L’éducation d’Otto Bauer fut de haut niveau ; il maîtrisait, outre l’allemand et le tchèque, le français et l’anglais, ainsi que le grec, puis le serbo-croate et le russe qu’il appris durant sa captivité lors de la première guerre mondiale.
Il fit des études de droit et envoya à 23 ans un texte intitulé La théorie marxiste des crises économiques à Karl Kautsky, ce qui marquale début d’une correspondance. De fait, Otto Bauer s’imposa immédiatement comme une grande figure intellectuelle du marxisme, capable malgré son jeune âge de faire une conférence d’une heure et demie sans aucune note.
Otto Bauer fut alors le cadet de la première génération de l’austo-marxisme, dont lui-même sera le dirigeant de la seconde génération, lorsque l’austro-marxisme sera synthétisé.
Fréquentant de manière régulière Rudolf Hilferding (l’auteur de l’ouvrage Le capital financier en 1910 que Lénine employa pour sa propre thèse sur l’impérialisme), Max Adler, Karl Renner, Gustav Eckstein, Otto Bauer se vit donner comme tache d’analyser la questions des nationalités en Autriche-Hongrie. Il y a affirma la possibilité de nations sans territoires, ce qui lui valut une critique significative de la part de Lénine.
Après le succès électoral de 1907, il devint le secrétaire des parlementaires qui étaient passés de 10 à 87, participant la même année à la fondation de la revue théorique du Parti, Der Kampf. Il devait en 1914 être le rapporteur du congrès de la seconde Internationale, qui ne put se tenir. En 1918, avec l’instauration de la république autrichienne, il devint ministre des affaires étrangères.
Dès ce moment, sans en être formellement le dirigeant, il devint l’idéologue et la principale figure du Parti Ouvrier Social-Démocrate.
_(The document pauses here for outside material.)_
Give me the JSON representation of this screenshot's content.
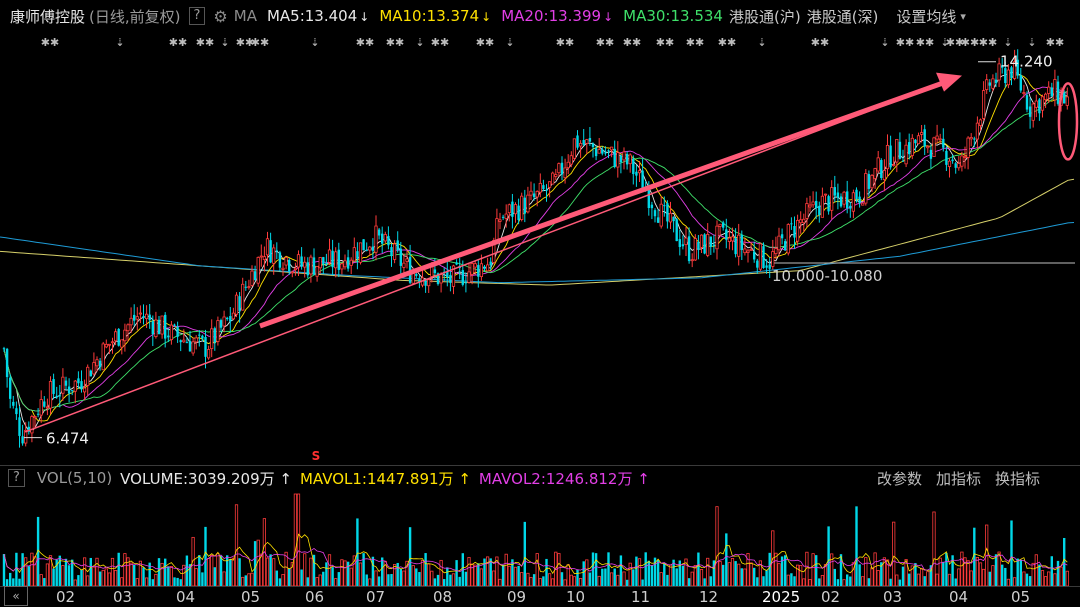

La principale substance idéologique apportée par Otto Bauer est que la bourgeoisie est déjà caduque historiquement, mais que la classe ouvrière est trop faible. Il y a donc une période de latence, qui d’ailleurs présenterait une caractéristique historique générale.
Dans une analyse au titre évocateur, L’équilibre des forces de classe, Otto Bauer explique que :
« Dans mon histoire de la révolution autrichienne, j’ai montré que le résultat de la révolution étaiit un état où ni la bourgeoisie ni le prolétariat ne pouvait contrôler l’État, que les deux devaient concrètement se le partager.
L’État n’a été dans cette phase de développement ni une organisation de domination de la bourgeoisie, ni un organisation de domination du prolétariat. »
Otto Bauer se justifie en mentionnant les remarques de Karl Marx et Friedrich Engels au sujet de la monarchie absolue en France et de la glorious revolution britannique, où il y a eu un compromis entre certaines fractions de la bourgeoisie et de l’aristocratie, sur l’appui des paysans à l’appareil d’État de Napoléon III ou bien l’alliance entre l’aristocratie financière et les junkers en Prusse.
Cela signifie qu’il y a des phases d’interpénétration des classes ennemies dans l’État. Il considère ainsi que :
« Selon la conception de Marx, le développement de l’État se présente par conséquent de la manière suivante dans la période historique de la montée de la bourgeoisie : au début de la période, l’État était la simple organisation de domination de la classe des propriétaires terriens, à la fin la simple organisation de domination de la bourgeoisie.
Entre l’État féodal et l’État bourgeois il y a eu une période d’équilibre des forces de classe, où les deux classes ou bien tombaient sous la domination d’une violence d’État s’autonomisant, ou bien devaient se partager la domination. »
Ce point de vue diverge du point de vue communiste, dans la mesure où pour le matérialisme dialectique la forme de l’État correspond à son fond. C’est la raison pour laquelle la révolution d’Octobre 1917 en Russie s’est présentée comme « le pouvoir des soviets », que les concepts de « démocratie populaire », de « nouvelle démocratie » ont pu être développés. Il y a un certain équilibre, mais la forme tend dans une certaine direction.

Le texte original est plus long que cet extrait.